There were some other reasons for Fed optimism in the lead-up to the testimony.
The path U.S. inflation is expected to follow over coming years generally softened in June, amid retreating projections of price increases for a wide array of consumer goods and services, a New York Fed survey showed on Monday.
Inflation a year from now was seen at 3% as of June – down from the expected rise of 3.2% in May – and five-year expectations fell to 2.8% from 3%.
Crude oil prices too are better behaved this week too, falling more than 3% from the 10-week highs hit late last week and halving the annual oil price gain to 10%. The losses on Tuesday came after a hurricane that hit a key U.S. oil-producing hub in Texas caused less damage than expected – easing concerns over supply disruption.
Before Powell starts speaking later, there will also be an update on U.S. small business confidence for last month.
Ahead of the bell, record high U.S. stock indexes look set to extend their gains and S&P500 futures were in positive territory yet again.

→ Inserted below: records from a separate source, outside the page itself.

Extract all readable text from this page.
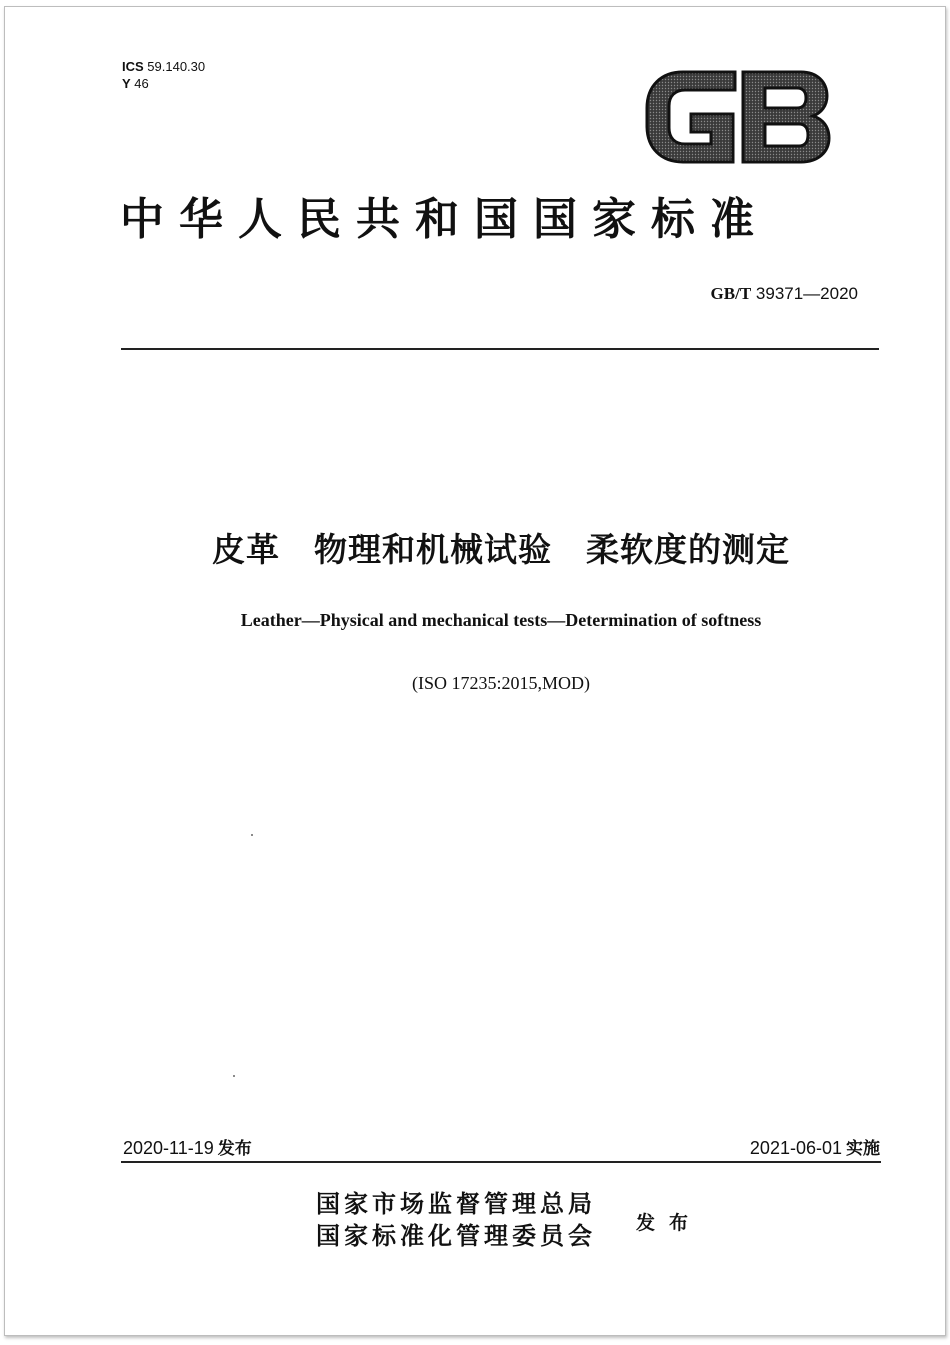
ICS 59.140.30
Y 46
中华人民共和国国家标准
GB/T 39371—2020
皮革　物理和机械试验　柔软度的测定
Leather—Physical and mechanical tests—Determination of softness
(ISO 17235:2015,MOD)
2020-11-19 发布	2021-06-01 实施
国家市场监督管理总局
国家标准化管理委员会 发布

Fed funds futures have two full quarter-point rate cuts priced for the remainder the year – with ten-year U.S. Treasury yields hovering below 4.3% ahead of another heavy week of debt sales. Some $119 billion of coupons go under the hammer this week, starting with 3-year notes on Tuesday and then 10s and 30s later in the week.
The dollar was marginally higher, edging up against the euro, yen, yuan and pound.
In the messier world of politics, the picture was even less clear – though most of the recent soundings from the White House suggest President Joe Biden will remain the Democrat candidate going into November’s election.